BERLIN, 1 oct 2008 (AFP). Le gouvernement allemand a érigé la protection des mers au rang de « priorité » en adoptant mercredi un document d’orientation stratégique qui prône une utilisation mesurée des ressources marines.
Cette « Stratégie nationale pour l’utilisation pérenne et la protection des mers », est un « concept global » aux objectifs « ambitieux », élaboré par plusieurs ministères, a indiqué le ministre de l’Environnement Sigmar Gabriel dans un communiqué.
L’Allemagne y affiche notamment sa détermination à lutter « contre les répercussions du chalutage de grands fonds » et à réclamer « une limitation plus forte de la pêche par l’Union européenne ».
« Il est décisif que la protection des milieux marins devienne un pilier de la politique (allemande), et ce, même s’il doit par exemple y avoir des conflits d’intérêt avec la pêche », a dit M. Gabriel.

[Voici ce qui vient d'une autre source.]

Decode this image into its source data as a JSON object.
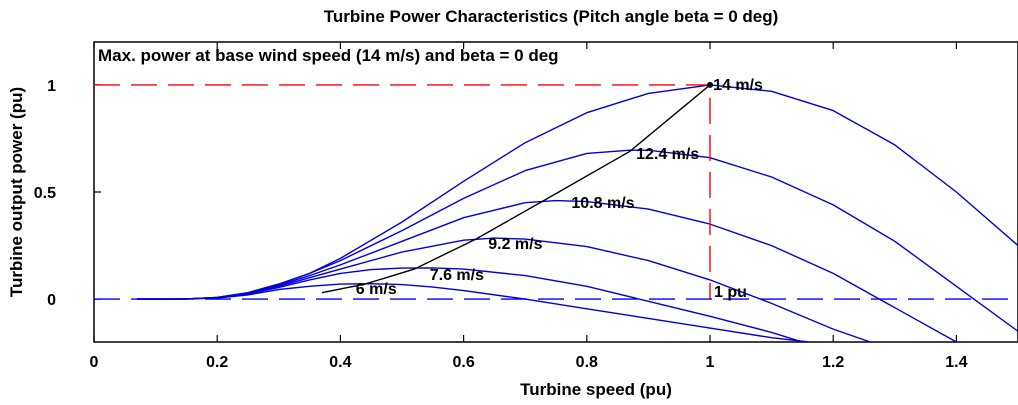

Berlin est partisan d’une action européenne plus déterminée en matière de protection des mers.
Avec cette « stratégie » nationale, « il s’agit de désigner des instruments et de fixer des objectifs pour protéger les écosystèmes des mers et des côtes, qui sont menacés par la surpêche, la pollution par rejets toxiques et le trafic maritime croissant », a expliqué le porte-parole adjoint du gouvernement Thomas Steg.
« Il ne s’agit pas d’émettre des interdictions de pêche » mais d’encourager une pêche de qualité, « qui ne mette pas en danger les réserves » marines et qui permette la reconstitution des stocks « dans les eaux allemandes », a-t-il ajouté.
L’Allemagne a une flotte de pêche modeste, d’un tonnage près de neuf fois inférieur à celui de la Grèce, sept à huit fois inférieur à ceux de l’Italie ou de l’Espagne, qui est l’un des pays qui pratique le plus le chalutage de grands fonds.